Think and try before I give you another clue.

Clue 2: You can show any such triple other than 3,5,7 must include a number divisible by 3.

Think and try before I give you the final clue.

Clue 3: Concentrate on \(p \bmod 3\).

Think and try before you look at the proof.
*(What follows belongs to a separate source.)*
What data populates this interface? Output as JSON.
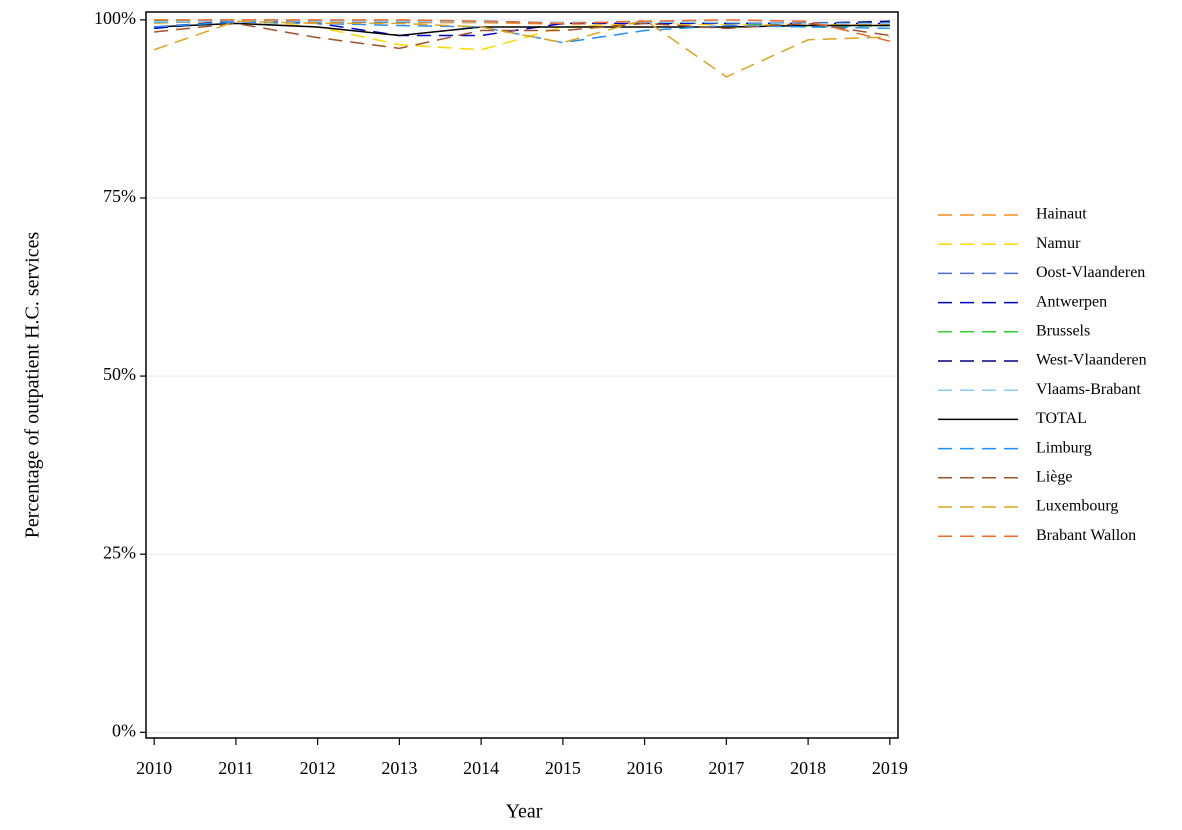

Here is the proof, which concludes this post:

Proof (Claim 3 consecutive primes)

Let \(p, p+2, p+4\) be any three consecutive odd numbers with \(p \geq 5\).
Either \(3\mid p\) or \(3\nmid p\).
If \(3\mid p\), then \(p\) is composite, the triple cannot be all primes.
else if \(3\nmid p\) then either \(p \bmod 3=1\) or \(p\bmod 3 = 2\).
If \(p\bmod 3=1\), then \((p+2) \bmod 3 = 0\), which means \(3\mid (p+2)\), and therefore \(p+2\) is composite.
If \(p\bmod 3=2\), then \((p+4) \bmod 3 = 0\), which means \(3\mid (p+4)\), and therefore \(p+4\) is composite.
Simply there is no way that a triple other than 3,5,7 can be all primes.

  1. There is subtle difference between the sense we use “divisor” in this context and the sense we used it in the Division Algorithm. When talking about the divisors of a number \(n\) in the current context, when we say \(k\) is a divisor of \(n\), we mean \(k\) divides \(n\) without leaving a remainder. In the division algorithm, the divisor is a number that divides another number, but may leave a remainder. 

  2. This actually is corollary of a more major theorem about congruences, which we leave out of scope for now. 

  3. We used the Division Algorithm three times, once for each term connected by ‘+’, and once for the overall \(\bmod\).